Comfortable amongst friends he pays me a little too much attention. He brushes my hair from my face in front of other people. When I leave to smoke, he follows. He kisses me. I do not reach out to him. I want to.

I am scruffy in jeans and jumper when his beautiful partner appears, lean and glamorous in fake fur and a dress.

He follows me to the door. I am only leaving because I am scared of these feelings being exposed. I ask him where he's going, he simply says he wants to be with me. I brush off his 'I wish....' statements. He can't be with me.

'I miss you'

'Me too'

A peck goodnight.

A voice emerges from the dark street. Someone calls him by his name. Has his acquaintance heard the declarations of want, need? These are not words my words, at least. Mine are only those of 'I know', 'what am I supposed to say?'

My phone has been ringing in my bag as I drive home. I send an innocuous text. A holding statement: neutral. Has the acquaintance asked a question? Has someone else seen our legs too close under the table, his hands reaching for me? Where is she as he is phoning me?

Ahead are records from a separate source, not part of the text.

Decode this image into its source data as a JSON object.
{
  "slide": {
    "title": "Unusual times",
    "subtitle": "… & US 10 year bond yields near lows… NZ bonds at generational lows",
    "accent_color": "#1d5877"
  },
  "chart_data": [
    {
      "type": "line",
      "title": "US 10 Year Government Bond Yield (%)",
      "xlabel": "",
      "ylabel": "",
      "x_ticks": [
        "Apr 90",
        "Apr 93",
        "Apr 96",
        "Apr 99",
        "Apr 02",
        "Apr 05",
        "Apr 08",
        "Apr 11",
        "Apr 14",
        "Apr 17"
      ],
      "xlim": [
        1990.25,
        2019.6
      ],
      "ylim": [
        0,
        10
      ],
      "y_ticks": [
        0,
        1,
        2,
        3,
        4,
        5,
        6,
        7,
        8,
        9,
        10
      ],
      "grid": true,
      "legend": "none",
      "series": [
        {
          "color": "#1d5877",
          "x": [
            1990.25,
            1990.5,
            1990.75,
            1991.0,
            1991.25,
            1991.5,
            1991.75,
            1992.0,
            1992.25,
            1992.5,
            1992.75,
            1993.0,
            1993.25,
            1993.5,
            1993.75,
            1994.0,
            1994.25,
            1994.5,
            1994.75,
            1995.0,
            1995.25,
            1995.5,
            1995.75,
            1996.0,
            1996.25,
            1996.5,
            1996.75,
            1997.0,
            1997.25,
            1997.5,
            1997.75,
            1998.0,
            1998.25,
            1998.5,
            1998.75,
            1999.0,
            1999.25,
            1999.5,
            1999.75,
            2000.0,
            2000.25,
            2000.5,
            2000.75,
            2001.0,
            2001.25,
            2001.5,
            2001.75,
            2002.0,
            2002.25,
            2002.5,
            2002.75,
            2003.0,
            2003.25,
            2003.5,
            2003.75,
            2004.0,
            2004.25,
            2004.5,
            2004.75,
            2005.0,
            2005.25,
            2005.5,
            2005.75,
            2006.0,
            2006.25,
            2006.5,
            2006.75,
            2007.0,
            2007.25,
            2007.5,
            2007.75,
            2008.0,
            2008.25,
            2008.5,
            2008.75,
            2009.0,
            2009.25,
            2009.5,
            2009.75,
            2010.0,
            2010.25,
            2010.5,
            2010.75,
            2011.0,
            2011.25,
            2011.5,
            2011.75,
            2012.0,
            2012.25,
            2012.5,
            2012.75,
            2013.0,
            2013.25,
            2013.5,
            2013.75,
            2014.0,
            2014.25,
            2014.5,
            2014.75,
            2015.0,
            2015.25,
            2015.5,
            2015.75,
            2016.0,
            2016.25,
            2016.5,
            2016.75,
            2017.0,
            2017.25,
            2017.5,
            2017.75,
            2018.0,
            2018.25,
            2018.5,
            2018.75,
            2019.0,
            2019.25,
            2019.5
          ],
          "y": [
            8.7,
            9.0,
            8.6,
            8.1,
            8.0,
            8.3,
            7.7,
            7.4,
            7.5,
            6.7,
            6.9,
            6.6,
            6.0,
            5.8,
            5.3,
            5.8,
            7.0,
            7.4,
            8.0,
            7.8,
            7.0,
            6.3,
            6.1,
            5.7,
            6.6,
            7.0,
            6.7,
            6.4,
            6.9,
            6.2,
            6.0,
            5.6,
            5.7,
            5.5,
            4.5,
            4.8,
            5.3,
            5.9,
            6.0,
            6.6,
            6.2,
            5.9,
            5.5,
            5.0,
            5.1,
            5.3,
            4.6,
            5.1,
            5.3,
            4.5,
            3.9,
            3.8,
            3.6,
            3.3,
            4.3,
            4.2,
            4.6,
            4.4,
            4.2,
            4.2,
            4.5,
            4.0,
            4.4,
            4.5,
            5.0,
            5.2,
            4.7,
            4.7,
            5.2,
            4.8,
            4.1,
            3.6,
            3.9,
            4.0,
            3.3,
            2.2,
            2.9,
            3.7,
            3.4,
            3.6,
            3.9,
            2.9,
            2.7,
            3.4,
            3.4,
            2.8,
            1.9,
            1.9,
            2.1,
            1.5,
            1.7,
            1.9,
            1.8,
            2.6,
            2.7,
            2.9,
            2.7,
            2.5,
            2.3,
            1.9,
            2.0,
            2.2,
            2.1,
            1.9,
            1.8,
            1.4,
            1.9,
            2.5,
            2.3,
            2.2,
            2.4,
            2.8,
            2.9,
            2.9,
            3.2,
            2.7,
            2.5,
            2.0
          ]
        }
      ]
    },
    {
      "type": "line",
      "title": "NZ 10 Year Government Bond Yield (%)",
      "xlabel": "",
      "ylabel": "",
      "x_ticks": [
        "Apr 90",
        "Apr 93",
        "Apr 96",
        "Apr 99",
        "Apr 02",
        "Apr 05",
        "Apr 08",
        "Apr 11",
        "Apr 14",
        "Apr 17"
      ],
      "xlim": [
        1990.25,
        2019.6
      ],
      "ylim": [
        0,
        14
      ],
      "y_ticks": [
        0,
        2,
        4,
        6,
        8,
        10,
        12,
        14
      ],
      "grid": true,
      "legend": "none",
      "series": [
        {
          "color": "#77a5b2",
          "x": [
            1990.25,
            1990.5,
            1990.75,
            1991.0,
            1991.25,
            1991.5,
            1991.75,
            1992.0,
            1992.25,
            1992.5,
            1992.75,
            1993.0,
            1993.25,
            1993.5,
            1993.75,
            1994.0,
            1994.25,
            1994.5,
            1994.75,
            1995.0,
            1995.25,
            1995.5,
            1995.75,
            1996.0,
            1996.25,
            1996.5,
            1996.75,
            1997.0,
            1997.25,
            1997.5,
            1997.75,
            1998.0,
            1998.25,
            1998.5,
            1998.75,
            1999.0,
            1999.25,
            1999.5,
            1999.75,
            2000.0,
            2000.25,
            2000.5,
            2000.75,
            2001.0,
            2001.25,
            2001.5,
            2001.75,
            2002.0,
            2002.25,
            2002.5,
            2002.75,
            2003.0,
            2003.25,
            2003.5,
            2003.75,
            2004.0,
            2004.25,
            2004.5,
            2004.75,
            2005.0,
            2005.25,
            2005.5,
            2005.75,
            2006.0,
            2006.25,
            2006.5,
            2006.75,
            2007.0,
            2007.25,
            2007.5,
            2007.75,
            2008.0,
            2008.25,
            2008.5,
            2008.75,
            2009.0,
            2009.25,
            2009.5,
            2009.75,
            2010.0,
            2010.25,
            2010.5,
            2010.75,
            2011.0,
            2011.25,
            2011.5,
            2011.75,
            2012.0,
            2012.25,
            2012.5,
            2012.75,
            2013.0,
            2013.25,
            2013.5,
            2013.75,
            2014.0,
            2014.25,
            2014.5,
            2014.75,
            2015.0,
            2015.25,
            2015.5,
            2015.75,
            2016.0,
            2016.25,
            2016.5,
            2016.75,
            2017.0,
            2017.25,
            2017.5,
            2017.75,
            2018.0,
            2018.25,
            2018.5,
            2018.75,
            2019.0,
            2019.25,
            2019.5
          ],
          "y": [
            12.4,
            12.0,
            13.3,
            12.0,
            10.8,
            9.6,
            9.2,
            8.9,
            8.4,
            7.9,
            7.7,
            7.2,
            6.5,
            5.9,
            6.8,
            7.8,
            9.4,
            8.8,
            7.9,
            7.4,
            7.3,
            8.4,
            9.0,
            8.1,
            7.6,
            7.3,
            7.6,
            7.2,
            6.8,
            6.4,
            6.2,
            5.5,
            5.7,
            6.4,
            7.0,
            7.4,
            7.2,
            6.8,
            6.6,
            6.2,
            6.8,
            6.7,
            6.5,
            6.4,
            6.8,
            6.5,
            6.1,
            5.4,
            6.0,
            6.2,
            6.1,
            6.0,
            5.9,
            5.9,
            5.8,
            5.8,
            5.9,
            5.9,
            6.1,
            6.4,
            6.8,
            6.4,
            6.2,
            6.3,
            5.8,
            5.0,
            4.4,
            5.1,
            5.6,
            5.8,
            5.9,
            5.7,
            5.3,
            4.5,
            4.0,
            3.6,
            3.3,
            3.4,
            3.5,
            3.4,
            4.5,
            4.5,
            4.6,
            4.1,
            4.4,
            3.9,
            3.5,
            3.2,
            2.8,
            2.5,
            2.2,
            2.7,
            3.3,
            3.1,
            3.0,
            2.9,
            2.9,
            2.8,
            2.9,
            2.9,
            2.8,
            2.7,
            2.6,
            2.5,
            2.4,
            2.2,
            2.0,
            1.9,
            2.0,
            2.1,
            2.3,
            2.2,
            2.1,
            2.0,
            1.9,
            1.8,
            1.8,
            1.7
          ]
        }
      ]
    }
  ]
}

It is dangerous. It is emotional. It is not a flirtation. It is soulful and full of sadness. Snippets of each others lives and dreams learned over a couple of years and only now connecting in this dance of the past few months. A little joy in the moments when we find each other.

We don't call or text or email or make plans, knowing an affair is not what's wanted. There is no hiding behind excuses or lies. We circle round our folk, mostly in a friend's bar which has become a home for this lovely group of waifs and strays.

My phone rings. He has slipped away to tell me he misses me. To tell me it may take a long time, but the risks are his and he will bear the weight of the hurt that may come, that he wants to be with me, loves me. He chides me for protecting him, for pushing him away from something that could easily become an explosive situation. He takes responsibility for whatever this is.

He tells me he loves everything about me, stealing these moments of simple glances. He tells me I am beautiful. There is much silence. I can hear him breathe and sigh. I miss him too.

He is under my skin, in my head, thoughts of him are part of my day and I am part of his.

I want someone to whom I can give myself wholly. I cannot do this with him whilst he is not mine. I cannot, will not.

The choice is his. He will only be welcome in my heart if he is free to be there.

I want him and I must find a way not to.

I am angry at the situation, myself, him. It would be so very much easier if nothing had ever been said. I try to be angry with him for making it this way.

I want to be angry with him, but with each time his eyes reach beyond my masks and fear, my resolve weakens.

We say goodnight at last. I do not know when these words will come again, but I know they will.

He's found me, found the me that exists in these words and less often in reality. My layers are stripped away and he is there with me.

Saturday 1 January 2011

I want him

I am at risk of falling in love with the man I cannot have.

The musician still tells me how he's feeling about me, and I can only resist for so long. I want him. I want his softness and his kisses and his words and his eyes and his passion.

We hold hands and look. Unable not to.

He is taking risks. He has told my sister what's going on his is head.

He is not mine. Nor is he likely to be.

I beg him to stop saying all the things he does. It isn't fair.

I don't want him to stop though.

He is someone else's and it makes me weep.